Article Text
Abstract
Background Executive dysfunction is present from early in the disease process in HD although there is little consensus as to the nature and extent of these deficits.
Aims To evaluate planning and working memory ability across disease stages in HD from pre-manifest to advances disease.
Methods The computerised one touch Tower of London task was used in a large cross-sectional population of HD patients ranging from pre-manifest to late stage disease (n = 108); a small subgroup of whom were followed longitudinally (n = 40). In a separate study 20 pre-manifest HD gene carriers and 23 healthy controls completed the Tower of London whilst undergoing functional imaging.

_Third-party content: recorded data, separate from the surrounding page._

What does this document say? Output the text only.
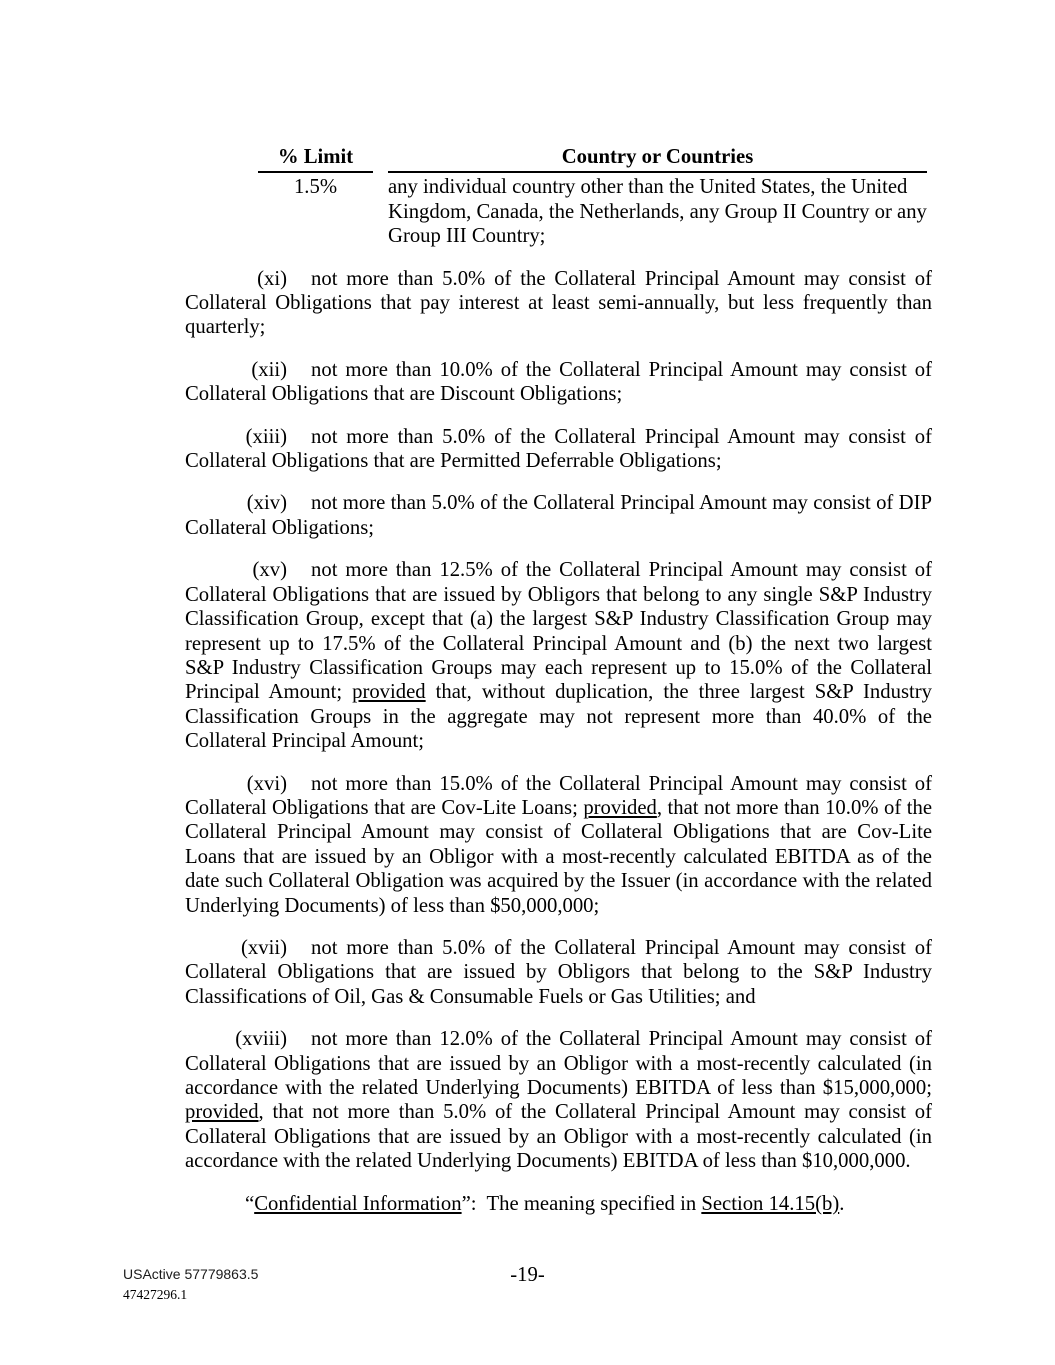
% Limit	Country or Countries
1.5%	any individual country other than the United States, the United Kingdom, Canada, the Netherlands, any Group II Country or any Group III Country;

(xi) not more than 5.0% of the Collateral Principal Amount may consist of Collateral Obligations that pay interest at least semi-annually, but less frequently than quarterly;

(xii) not more than 10.0% of the Collateral Principal Amount may consist of Collateral Obligations that are Discount Obligations;

(xiii) not more than 5.0% of the Collateral Principal Amount may consist of Collateral Obligations that are Permitted Deferrable Obligations;

(xiv) not more than 5.0% of the Collateral Principal Amount may consist of DIP Collateral Obligations;

(xv) not more than 12.5% of the Collateral Principal Amount may consist of Collateral Obligations that are issued by Obligors that belong to any single S&P Industry Classification Group, except that (a) the largest S&P Industry Classification Group may represent up to 17.5% of the Collateral Principal Amount and (b) the next two largest S&P Industry Classification Groups may each represent up to 15.0% of the Collateral Principal Amount; provided that, without duplication, the three largest S&P Industry Classification Groups in the aggregate may not represent more than 40.0% of the Collateral Principal Amount;

(xvi) not more than 15.0% of the Collateral Principal Amount may consist of Collateral Obligations that are Cov-Lite Loans; provided, that not more than 10.0% of the Collateral Principal Amount may consist of Collateral Obligations that are Cov-Lite Loans that are issued by an Obligor with a most-recently calculated EBITDA as of the date such Collateral Obligation was acquired by the Issuer (in accordance with the related Underlying Documents) of less than $50,000,000;

(xvii) not more than 5.0% of the Collateral Principal Amount may consist of Collateral Obligations that are issued by Obligors that belong to the S&P Industry Classifications of Oil, Gas & Consumable Fuels or Gas Utilities; and

(xviii) not more than 12.0% of the Collateral Principal Amount may consist of Collateral Obligations that are issued by an Obligor with a most-recently calculated (in accordance with the related Underlying Documents) EBITDA of less than $15,000,000; provided, that not more than 5.0% of the Collateral Principal Amount may consist of Collateral Obligations that are issued by an Obligor with a most-recently calculated (in accordance with the related Underlying Documents) EBITDA of less than $10,000,000.

“Confidential Information”:  The meaning specified in Section 14.15(b).

USActive 57779863.5
47427296.1
-19-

Results Analysis of the cross-sectional data showed that task accuracy reduced with advancing disease especially for the harder 4 and 5 move problems. However, the absence of changes in the longitudinal study suggests that the Tower of London is not sensitive to cognitive decline in manifest disease over a short period of follow-up (mean 1.3 years, 0.75 SD). Performance of pre-manifest HD gene carriers on the Tower of London did not differ from controls but their planning related BOLD response and functional connectivity were reduced.
Conclusions Changes in planning related neural responses precede the onset of disease and changes in performance on the Tower of London task. However, once behavioural abnormalities are observed, performance deteriorates but not at a rate that makes it useful for tracking cognitive decline over short periods of time.